Ziele

Liebe Walldorferinnen und Walldorfer,

(Wahlbrief als PDF)

vor genau acht Jahren begannen meine ersten zaghaften Schritte in unserer wunderschönen Stadt.

Damals kam ich als Kandidatin für die Bürgermeisterwahl 2010 nach Walldorf und Sie sprachen mir am 19. Dezember 2010 Ihr Vertrauen aus. Seither darf ich als Ihre Bürgermeisterin kraftvoll an die Arbeit gehen. Darüber freue ich mich jeden Tag, wenn ich ins Rathaus fahre oder Ihnen an der einen oder anderen Stelle begegne.

Gemeinsam haben wir in den rückliegenden Jahren viel für unsere Stadt erreicht.

Ich hatte bereits 2010 immer wieder betont, dass ein Bürgermeister ohne seine Bürgerschaft nichts erreichen kann. Nur im engen Austausch und im Gespräch mit Ihnen und den politischen Vertretern im Gemeinderat kann eine Stadtentwicklung in eine gute Zukunft erfolgen.

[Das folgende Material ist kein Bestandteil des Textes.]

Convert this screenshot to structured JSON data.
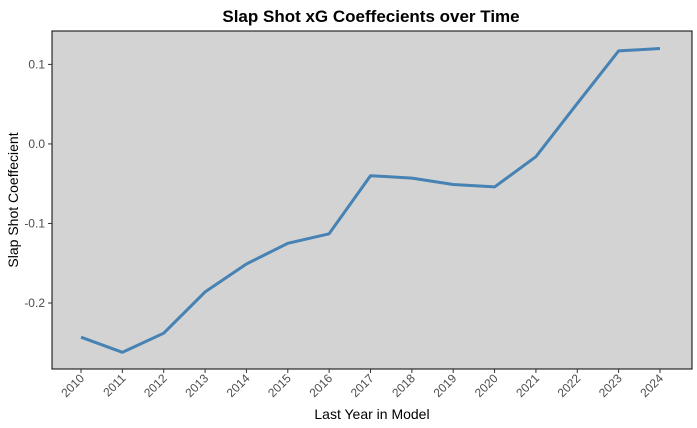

In vielen, nicht zu zählenden Gesprächen, unter anderem auch in meiner Bürgersprechstunde, haben wir alle gemeinsam für viele kleine Probleme immer wieder gute Lösungen gefunden, aber auch große, wegweisende Projekte realisiert.

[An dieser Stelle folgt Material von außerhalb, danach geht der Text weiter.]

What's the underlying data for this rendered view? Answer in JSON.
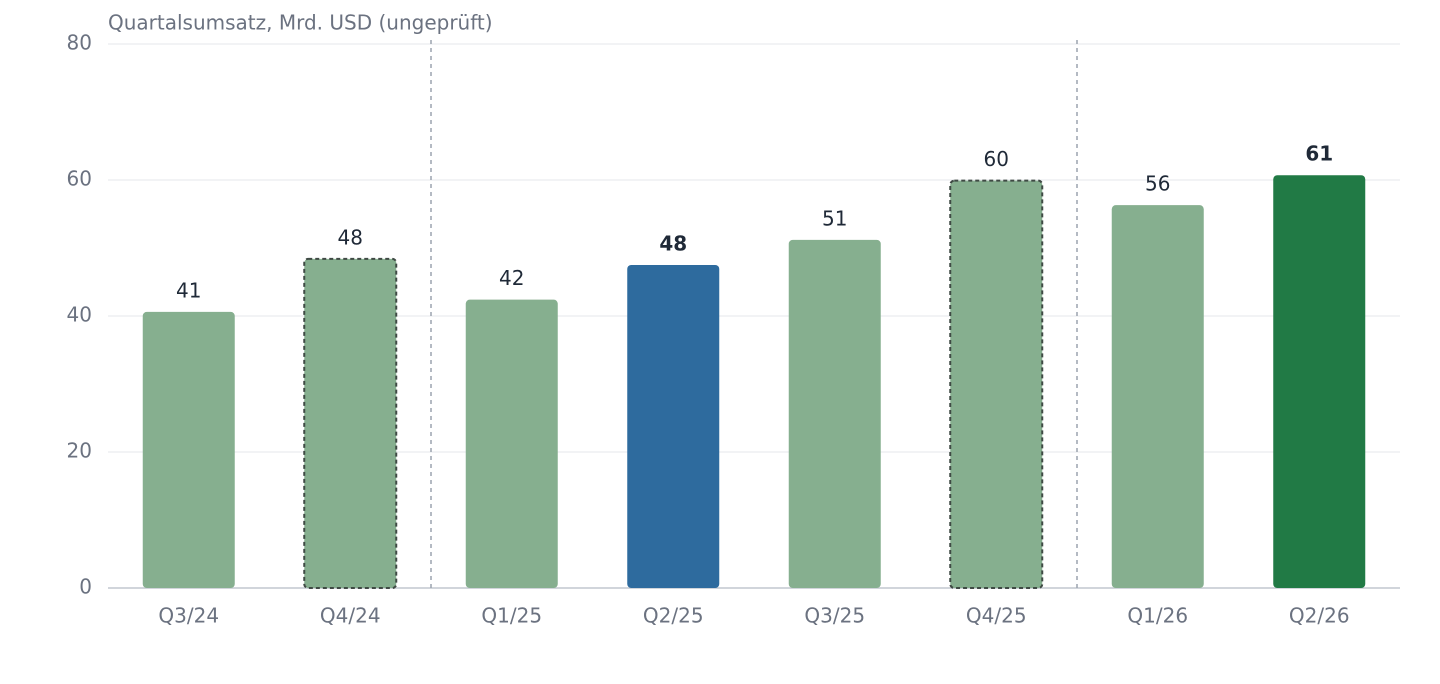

Mit der Drehscheibe wurde eine wahrnehmbare Stadtmitte geschaffen, die unter anderem mit dem Ärztehaus eine wichtige Schlüsselfunktion für die Daseinsvorsorge im Gesundheitsbereich beherbergt. Der ÖPNV hat hier einen zentralen Knotenpunkt mitten in der Stadt, wurde damit attraktiv ausgebaut und ist auch direkt an den Bahnhof Wiesloch/Walldorf sowie die SAP angeschlossen.

Den Bildungs- und Betreuungsbereich haben wir mit den Gebäuden in der Neuen sozialen Mitte sowie der Errichtung und Modernisierung von Kindertagesstätten und Schulen in den letzten Jahren landesweit vorbildlich ausgebaut. Unser Betreuungskonzept für Schulkinder ist einzigartig!

Ehrenamtliches Engagement zum Wohle des Nächsten wird täglich in über 160 Vereinen gelebt. Uns geht es in Walldorf gut. Dennoch gibt es auch in unserer Stadt Menschen, die nicht auf der Sonnenseite des Lebens stehen. Als Bürgermeisterin möchte ich auch in Zukunft dafür sorgen, dass Stadt und Gesellschaft zusammenstehen, um auch den Schwächeren ein Leben in Würde und Teilhabe zu ermöglichen.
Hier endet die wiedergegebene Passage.